ML Examples
ML Examples is a collection of source codes for machine learning tutorials and examples that are part of Arm's ML developer space. This project is aimed at providing developers with practical tools and guides for implementing machine learning solutions on various Arm platforms. Here is an overview of some available projects and tutorials:
Arm NN Mobilenet on Android
This project focuses on deploying a quantized TensorFlowLite MobileNet V2 model on Android devices using the Arm NN SDK. It offers a straightforward way to integrate efficient image classification capabilities into mobile applications. The source code for this tutorial can be found on GitHub.
Arm Style Transfer on Android
This project implements neural style transfer on Android devices using Arm NN APIs. The tutorial guides developers through the process of applying artistic styles to images, a technique that can be used in photography apps or creative tools. More details are available in the tutorial and the source code is hosted on GitHub.

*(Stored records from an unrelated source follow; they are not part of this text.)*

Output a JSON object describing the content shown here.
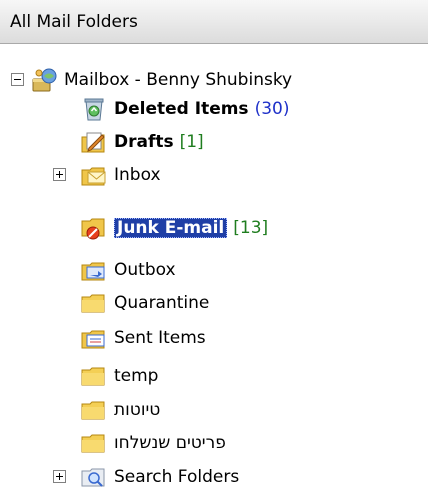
{
  "header": {
    "title": "All Mail Folders"
  },
  "tree": {
    "root": {
      "label": "Mailbox - Benny Shubinsky",
      "icon": "mailbox-icon"
    },
    "folders": [
      {
        "label": "Deleted Items",
        "count": "(30)",
        "icon": "deleted-items-icon"
      },
      {
        "label": "Drafts",
        "count": "[1]",
        "icon": "drafts-icon"
      },
      {
        "label": "Inbox",
        "icon": "inbox-icon"
      },
      {
        "label": "Junk E-mail",
        "count": "[13]",
        "icon": "junk-email-icon"
      },
      {
        "label": "Outbox",
        "icon": "outbox-icon"
      },
      {
        "label": "Quarantine",
        "icon": "folder-icon"
      },
      {
        "label": "Sent Items",
        "icon": "sent-items-icon"
      },
      {
        "label": "temp",
        "icon": "folder-icon"
      },
      {
        "label": "טיוטות",
        "icon": "folder-icon"
      },
      {
        "label": "פריטים שנשלחו",
        "icon": "folder-icon"
      },
      {
        "label": "Search Folders",
        "icon": "search-folders-icon"
      }
    ]
  },
  "colors": {
    "selection": "#1f3fa6",
    "count_blue": "#1f31c9",
    "count_green": "#1f7d1f"
  }
}
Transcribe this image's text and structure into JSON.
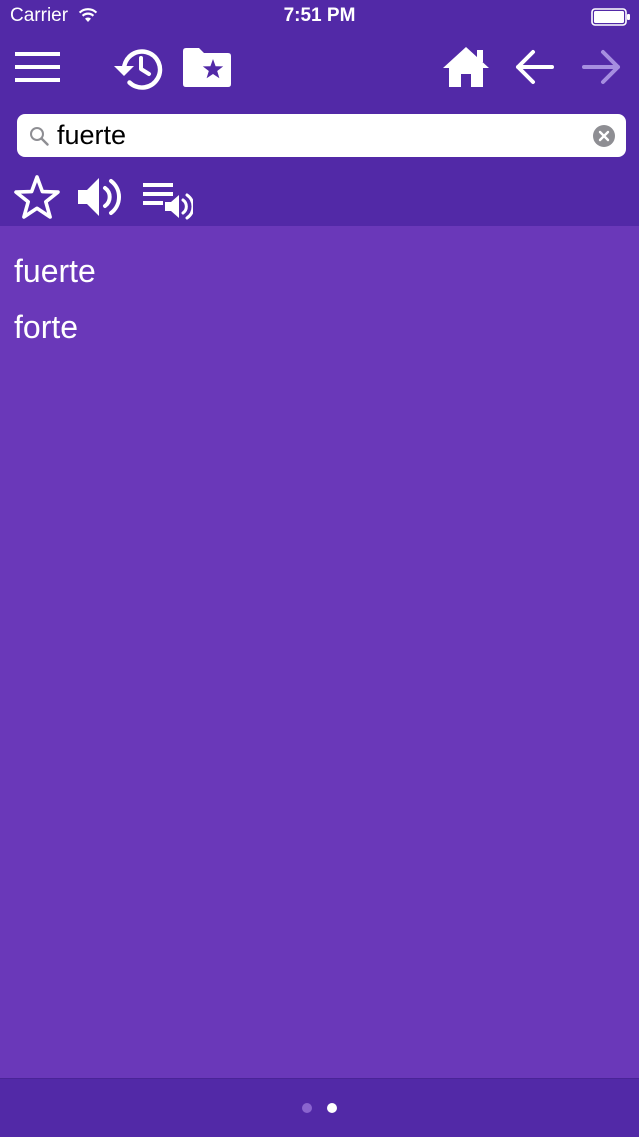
{
  "status_bar": {
    "carrier": "Carrier",
    "time": "7:51 PM"
  },
  "toolbar": {
    "icons": [
      "menu-icon",
      "history-icon",
      "favorites-folder-icon",
      "home-icon",
      "back-arrow-icon",
      "forward-arrow-icon"
    ],
    "forward_enabled": false
  },
  "search": {
    "value": "fuerte",
    "placeholder": ""
  },
  "actions": {
    "icons": [
      "star-icon",
      "speaker-icon",
      "playlist-audio-icon"
    ]
  },
  "results": {
    "word": "fuerte",
    "translation": "forte"
  },
  "pager": {
    "page_count": 2,
    "current_page": 2
  },
  "colors": {
    "toolbar_bg": "#5229a7",
    "content_bg": "#6a38b9",
    "text": "#ffffff",
    "disabled_icon": "#a68ee0"
  }
}
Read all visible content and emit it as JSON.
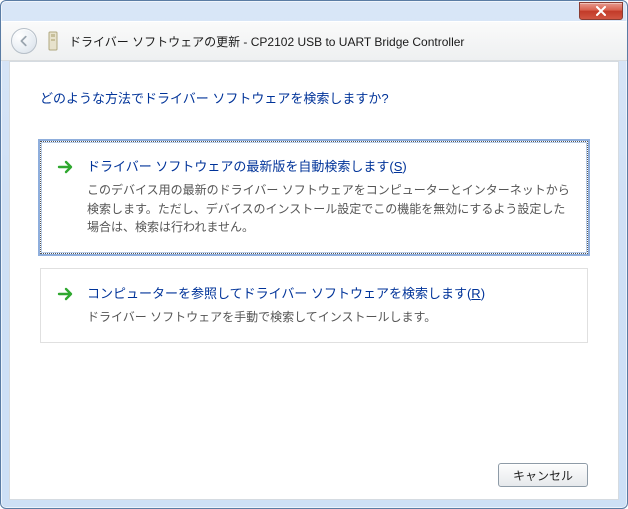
{
  "window": {
    "title": "ドライバー ソフトウェアの更新 - CP2102 USB to UART Bridge Controller"
  },
  "prompt": "どのような方法でドライバー ソフトウェアを検索しますか?",
  "options": [
    {
      "title_pre": "ドライバー ソフトウェアの最新版を自動検索します(",
      "accel": "S",
      "title_post": ")",
      "desc": "このデバイス用の最新のドライバー ソフトウェアをコンピューターとインターネットから検索します。ただし、デバイスのインストール設定でこの機能を無効にするよう設定した場合は、検索は行われません。"
    },
    {
      "title_pre": "コンピューターを参照してドライバー ソフトウェアを検索します(",
      "accel": "R",
      "title_post": ")",
      "desc": "ドライバー ソフトウェアを手動で検索してインストールします。"
    }
  ],
  "buttons": {
    "cancel": "キャンセル"
  }
}
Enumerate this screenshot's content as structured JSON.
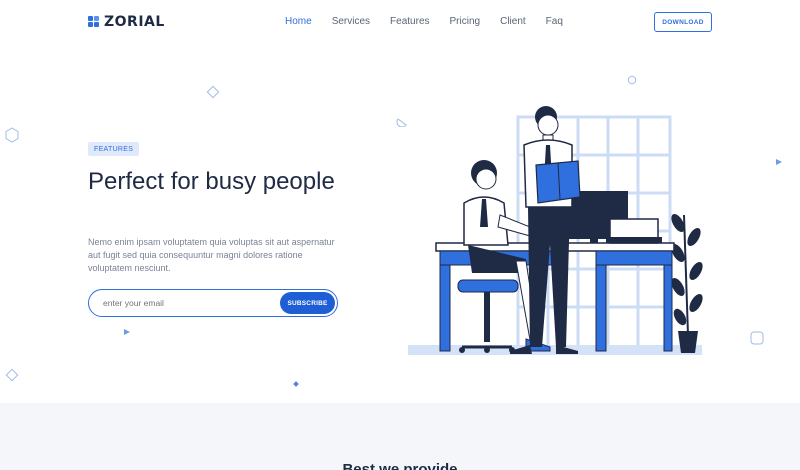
{
  "brand": {
    "name": "ZORIAL",
    "color": "#2f6fde"
  },
  "nav": {
    "items": [
      {
        "label": "Home",
        "active": true
      },
      {
        "label": "Services",
        "active": false
      },
      {
        "label": "Features",
        "active": false
      },
      {
        "label": "Pricing",
        "active": false
      },
      {
        "label": "Client",
        "active": false
      },
      {
        "label": "Faq",
        "active": false
      }
    ]
  },
  "header": {
    "download_label": "DOWNLOAD"
  },
  "hero": {
    "badge": "FEATURES",
    "title": "Perfect for busy people",
    "description": "Nemo enim ipsam voluptatem quia voluptas sit aut aspernatur aut fugit sed quia consequuntur magni dolores ratione voluptatem nesciunt.",
    "subscribe": {
      "placeholder": "enter your email",
      "button_label": "SUBSCRIBE"
    }
  },
  "section2": {
    "title": "Best we provide"
  },
  "colors": {
    "accent": "#2f6fde",
    "button": "#1e5fd6",
    "section_bg": "#f4f6f9",
    "text_dark": "#1f2a44"
  }
}
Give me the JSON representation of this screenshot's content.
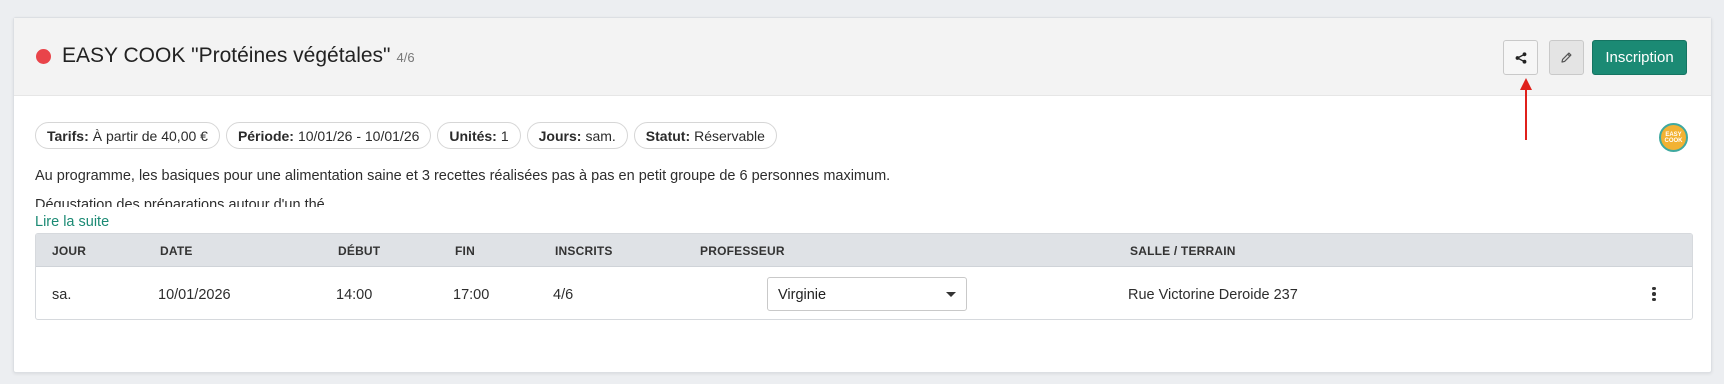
{
  "course": {
    "title": "EASY COOK \"Protéines végétales\"",
    "count": "4/6",
    "status_color": "#e9444a"
  },
  "actions": {
    "share_icon": "share-icon",
    "edit_icon": "pencil-icon",
    "inscription_label": "Inscription"
  },
  "tags": [
    {
      "label": "Tarifs:",
      "value": "À partir de 40,00 €"
    },
    {
      "label": "Période:",
      "value": "10/01/26 - 10/01/26"
    },
    {
      "label": "Unités:",
      "value": "1"
    },
    {
      "label": "Jours:",
      "value": "sam."
    },
    {
      "label": "Statut:",
      "value": "Réservable"
    }
  ],
  "logo": {
    "text": "EASY COOK"
  },
  "description": {
    "line1": "Au programme, les basiques pour une alimentation saine et 3 recettes réalisées pas à pas en petit groupe de 6 personnes maximum.",
    "line2": "Dégustation des préparations autour d'un thé.",
    "read_more": "Lire la suite"
  },
  "table": {
    "headers": [
      "JOUR",
      "DATE",
      "DÉBUT",
      "FIN",
      "INSCRITS",
      "PROFESSEUR",
      "SALLE / TERRAIN"
    ],
    "rows": [
      {
        "jour": "sa.",
        "date": "10/01/2026",
        "debut": "14:00",
        "fin": "17:00",
        "inscrits": "4/6",
        "professeur": "Virginie",
        "salle": "Rue Victorine Deroide 237"
      }
    ]
  },
  "colors": {
    "primary": "#1b8a74",
    "status_red": "#e9444a",
    "annotation_arrow": "#e0201b"
  }
}
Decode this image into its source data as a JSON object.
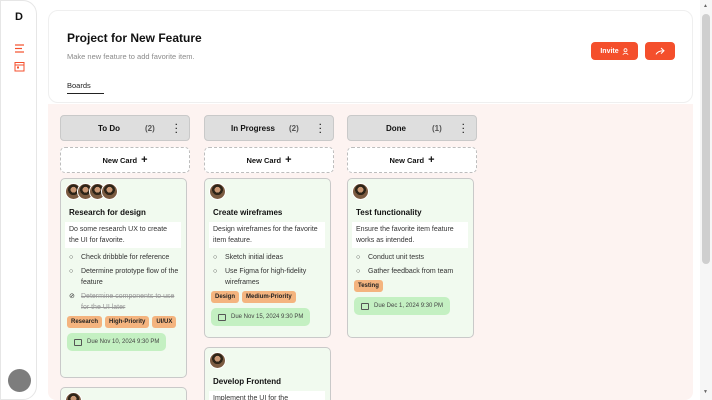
{
  "app": {
    "logo": "D"
  },
  "sidebar": {
    "icons": [
      "menu-icon",
      "calendar-icon"
    ]
  },
  "header": {
    "title": "Project for New Feature",
    "subtitle": "Make new feature to add favorite item.",
    "tab": "Boards",
    "invite_label": "Invite",
    "colors": {
      "accent": "#f44f2c"
    }
  },
  "columns": [
    {
      "title": "To Do",
      "count": "(2)",
      "new_card_label": "New Card",
      "cards": [
        {
          "title": "Research for design",
          "description": "Do some research UX to create the UI for favorite.",
          "checklist": [
            {
              "text": "Check dribbble for reference",
              "done": false
            },
            {
              "text": "Determine prototype flow of the feature",
              "done": false
            },
            {
              "text": "Determine components to use for the UI later",
              "done": true
            }
          ],
          "tags": [
            "Research",
            "High-Priority",
            "UI/UX"
          ],
          "due": "Due Nov 10, 2024 9:30 PM"
        }
      ]
    },
    {
      "title": "In Progress",
      "count": "(2)",
      "new_card_label": "New Card",
      "cards": [
        {
          "title": "Create wireframes",
          "description": "Design wireframes for the favorite item feature.",
          "checklist": [
            {
              "text": "Sketch initial ideas",
              "done": false
            },
            {
              "text": "Use Figma for high-fidelity wireframes",
              "done": false
            }
          ],
          "tags": [
            "Design",
            "Medium-Priority"
          ],
          "due": "Due Nov 15, 2024 9:30 PM"
        },
        {
          "title": "Develop Frontend",
          "description": "Implement the UI for the"
        }
      ]
    },
    {
      "title": "Done",
      "count": "(1)",
      "new_card_label": "New Card",
      "cards": [
        {
          "title": "Test functionality",
          "description": "Ensure the favorite item feature works as intended.",
          "checklist": [
            {
              "text": "Conduct unit tests",
              "done": false
            },
            {
              "text": "Gather feedback from team",
              "done": false
            }
          ],
          "tags": [
            "Testing"
          ],
          "due": "Due Dec 1, 2024 9:30 PM"
        }
      ]
    }
  ]
}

CMSIS Pack based examples for Arm Corstone 300
This project showcases keyword spotting and object detection capabilities on the Arm® Corstone™-300 platform. It highlights the use of CMSIS projects to create efficient embedded ML applications. Developers can access the source code on GitHub.
Ethos-U on Corstone 300
Focusing on exploring the Arm® Corstone™-300, this project utilizes the Arm® Cortex™-M55 and Arm® Ethos™-U55 NPU for efficient machine learning inference. It is ideal for developers interested in leveraging cutting-edge NPU technology. The project's source code is also available on GitHub.
Multi-Gesture Recognition
The multi-gesture recognition tutorial guides developers through training a convolutional neural network to recognize gestures under a variety of conditions using TensorFlow and a Raspberry Pi. It provides extensive insights into implementing gesture control solutions. More information is available in the tutorial and its GitHub repository.
Fire Detection on a Raspberry Pi using PyArmNN
This project involves deploying a neural network to detect fire or flames in images on a Raspberry Pi device using PyArmNN. It emphasizes rapid machine learning inference and can be particularly useful for safety and surveillance applications. The tutorial and source code on GitHub offer further details.
PyTorch to Tensorflow
This project provides a Jupyter notebook that demonstrates how to convert models trained in PyTorch to TensorFlow Lite format. This is valuable for developers looking to transition between these popular machine learning frameworks, providing flexibility in deploying models. The source code can be found on GitHub.
RNN Unrolling for Tf Lite
This tutorial offers insights into training Recurrent Neural Networks (RNNs) with TensorFlow and preparing them for deployment in TensorFlow Lite format. It is particularly interesting for those working with sequential data and requiring compact model deployment. The source code is accessible on GitHub.
Image Recognition on MBED using CMSIS and TFLM
This project provides an image recognition demo on a Discovery STM32F746G board utilizing TensorFlow Lite for Microcontrollers (TFLM) and CMSIS-NN. It demonstrates deploying efficient image recognition in microcontroller environments. The tutorial can be viewed here along with the source code on GitHub.
Yeah, World
This project involves gesture recognition using TensorFlow and transfer learning on the Raspberry Pi platform, including the Pi 4 Model B, Pi 3, and Pi Zero. The tutorial and source code provide a means of exploring machine learning capabilities in IoT devices, accessible on GitHub.
These projects collectively enable developers to harness the power of machine learning in various applications, demonstrating the adaptability and utility of Arm's technologies in a growing array of devices.